Bugüne kadar tartışmalar genelde Türkiye’nin yerli ve milli bir uçak gemisi yapıp, yapamayacağı üzerinden ilerlerse de gelinen noktada Ankara’nın bu kabiliyetinin olduğu hemen herkes tarafından kabul edildi.
Bu kapsamda akıllarda yanıt bekleyen diğer sorular; böyle bir gemiye ihtiyaç olup olmadığı, yapılması halinde hangi unsurlarla destekleneceği, yapım sürecinde ihtiyaç duyulan alt yapı ve tabii ki işin mali boyutu oldu.
Hegemonya tesisi için asli unsur
Emekli Tümamiral Cem Gürdeniz’e bu soruları sorduk. Gürdeniz önce bir tanımlama ile başladı ve “Üzerinde insanlı ya da insanız sabit kanatlı ya da döner kanatlı taktik hava vasıtası taşıyan ve bu yeteneği gerek havadan satha ateş gücü intikali ve gerekse keşif, gözetleme ve karakol maksatları ile deniz harekatının tüm şekillerinde kullanmaya muktedir savaş gemisi, uçak gemisidir” bilgisini paylaştı.

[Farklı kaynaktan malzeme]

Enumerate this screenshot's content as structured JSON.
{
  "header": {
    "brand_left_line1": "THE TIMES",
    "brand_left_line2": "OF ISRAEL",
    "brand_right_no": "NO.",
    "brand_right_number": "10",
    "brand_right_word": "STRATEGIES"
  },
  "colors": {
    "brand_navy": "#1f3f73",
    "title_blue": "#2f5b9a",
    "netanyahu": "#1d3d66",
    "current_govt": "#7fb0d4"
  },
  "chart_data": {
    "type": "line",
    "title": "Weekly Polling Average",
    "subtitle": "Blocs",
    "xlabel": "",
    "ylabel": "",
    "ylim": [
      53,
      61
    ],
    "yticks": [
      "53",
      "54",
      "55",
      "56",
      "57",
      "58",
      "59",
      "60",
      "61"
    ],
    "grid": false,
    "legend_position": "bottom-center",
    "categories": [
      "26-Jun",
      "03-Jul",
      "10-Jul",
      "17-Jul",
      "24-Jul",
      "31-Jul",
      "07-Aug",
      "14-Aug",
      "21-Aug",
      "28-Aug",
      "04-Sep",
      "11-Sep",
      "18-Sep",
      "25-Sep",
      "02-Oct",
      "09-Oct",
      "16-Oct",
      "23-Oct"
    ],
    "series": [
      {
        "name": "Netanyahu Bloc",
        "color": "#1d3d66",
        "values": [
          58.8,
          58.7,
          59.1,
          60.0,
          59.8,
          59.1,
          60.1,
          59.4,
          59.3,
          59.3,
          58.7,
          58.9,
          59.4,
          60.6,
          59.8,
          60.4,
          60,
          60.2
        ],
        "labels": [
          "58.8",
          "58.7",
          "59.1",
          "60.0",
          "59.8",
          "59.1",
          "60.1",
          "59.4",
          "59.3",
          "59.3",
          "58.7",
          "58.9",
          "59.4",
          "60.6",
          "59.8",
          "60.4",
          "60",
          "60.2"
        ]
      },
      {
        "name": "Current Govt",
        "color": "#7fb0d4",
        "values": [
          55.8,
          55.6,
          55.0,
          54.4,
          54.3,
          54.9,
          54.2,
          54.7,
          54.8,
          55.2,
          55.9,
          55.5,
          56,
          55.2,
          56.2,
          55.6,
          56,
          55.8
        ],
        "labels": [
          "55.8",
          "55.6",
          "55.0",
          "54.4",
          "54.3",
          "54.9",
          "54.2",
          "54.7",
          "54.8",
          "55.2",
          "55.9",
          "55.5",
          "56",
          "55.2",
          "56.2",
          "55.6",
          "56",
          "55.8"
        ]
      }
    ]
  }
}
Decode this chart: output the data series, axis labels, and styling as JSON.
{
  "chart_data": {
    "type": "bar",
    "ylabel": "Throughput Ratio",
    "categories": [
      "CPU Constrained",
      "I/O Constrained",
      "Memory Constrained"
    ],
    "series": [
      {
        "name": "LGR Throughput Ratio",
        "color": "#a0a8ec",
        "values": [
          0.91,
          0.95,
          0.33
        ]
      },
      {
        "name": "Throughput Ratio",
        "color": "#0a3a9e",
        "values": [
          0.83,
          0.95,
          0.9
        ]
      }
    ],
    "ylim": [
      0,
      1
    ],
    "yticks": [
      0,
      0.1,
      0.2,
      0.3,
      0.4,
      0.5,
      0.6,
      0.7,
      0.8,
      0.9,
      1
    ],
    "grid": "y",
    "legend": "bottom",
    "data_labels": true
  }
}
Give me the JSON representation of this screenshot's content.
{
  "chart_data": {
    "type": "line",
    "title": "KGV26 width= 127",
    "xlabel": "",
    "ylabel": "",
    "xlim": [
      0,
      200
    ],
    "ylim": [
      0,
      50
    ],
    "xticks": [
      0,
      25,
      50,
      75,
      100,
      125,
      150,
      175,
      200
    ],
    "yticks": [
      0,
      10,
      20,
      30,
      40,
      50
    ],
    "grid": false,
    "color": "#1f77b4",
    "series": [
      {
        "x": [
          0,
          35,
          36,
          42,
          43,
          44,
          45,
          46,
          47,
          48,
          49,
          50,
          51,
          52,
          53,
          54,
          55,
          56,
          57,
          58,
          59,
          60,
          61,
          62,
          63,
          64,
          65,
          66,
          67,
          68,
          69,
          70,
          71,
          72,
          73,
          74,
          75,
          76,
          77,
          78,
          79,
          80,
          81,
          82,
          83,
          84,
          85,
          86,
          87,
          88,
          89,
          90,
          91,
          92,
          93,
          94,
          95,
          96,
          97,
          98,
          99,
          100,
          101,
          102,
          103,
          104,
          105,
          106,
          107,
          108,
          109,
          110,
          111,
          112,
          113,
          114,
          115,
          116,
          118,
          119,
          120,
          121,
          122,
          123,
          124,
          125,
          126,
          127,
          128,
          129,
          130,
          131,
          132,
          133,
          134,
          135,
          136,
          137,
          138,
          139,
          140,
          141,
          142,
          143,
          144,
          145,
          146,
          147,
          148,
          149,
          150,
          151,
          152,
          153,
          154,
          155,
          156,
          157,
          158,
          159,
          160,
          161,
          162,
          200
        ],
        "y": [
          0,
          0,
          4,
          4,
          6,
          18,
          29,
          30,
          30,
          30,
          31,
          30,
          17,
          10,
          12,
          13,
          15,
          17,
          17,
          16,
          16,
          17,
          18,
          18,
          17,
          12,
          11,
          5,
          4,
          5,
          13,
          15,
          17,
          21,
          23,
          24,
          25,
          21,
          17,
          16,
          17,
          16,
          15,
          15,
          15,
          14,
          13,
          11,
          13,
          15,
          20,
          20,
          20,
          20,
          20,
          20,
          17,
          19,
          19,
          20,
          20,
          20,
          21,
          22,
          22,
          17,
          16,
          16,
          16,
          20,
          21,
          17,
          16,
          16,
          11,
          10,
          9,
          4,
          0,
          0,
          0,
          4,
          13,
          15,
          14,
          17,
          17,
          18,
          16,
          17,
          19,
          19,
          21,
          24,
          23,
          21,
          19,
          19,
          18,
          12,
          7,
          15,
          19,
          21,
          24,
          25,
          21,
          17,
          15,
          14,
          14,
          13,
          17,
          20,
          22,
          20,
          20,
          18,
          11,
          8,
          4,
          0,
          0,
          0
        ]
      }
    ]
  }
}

Uçak gemilerinin asli görevinin hava unsurları ile güç intikal ettirmek olduğuna değinen Cem Gürdeniz, bu platformlar yelpazesinde en uç örneği Amerikan donanmasının Gerald Ford sınıfı uçak gemilerinin temsil ettiğini söyledi.
Söz konusu gemiyle ilgili “100 bin tonluk, üzerinde 75 savaş av bombardıman uçağı taşıyan, 5 bin kişi ile iişletilen 13 milyar dolarlık nükleer bir platformdur” tanımlamasını yapan Gürdeniz, “Günlük işletim maliyeti 2 milyon dolardır. Küresel güç aktarımı yapabilen deniz kuvvetlerinin ve küresel güç olmanın kayıtsız şartsız en önemli unsurudur. Diğer bir deyişle hegemonya tesisi için saldırı unsurudur. Savunmaya yönelik değildir” dedi.
Türk donanmasının emperyalist hedefleri yok
Peki Türkiye’nin yakın gelecekte bir uçak gemisine ihtiyacı var mı? Gürdeniz bu soruya yanıt vermeden önce “Türk donanması emperyalist hedefleri olan bir devletin donanması değildir” diyerek, şöyle devam etti:
“Dolayısıyla Türk donanmasının böylesi pahalı ve kapsamlı bir platforma ihtiyacı yok. Türkiye’nin uçak gemisi ihtiyacı Amfibi Hücum Gemisi TCG Anadolu’da somutlaşan 'orta ölçekte bölgesel güç intikali yapabilen donanma' hedefi ve seviyesinde başarılmalı.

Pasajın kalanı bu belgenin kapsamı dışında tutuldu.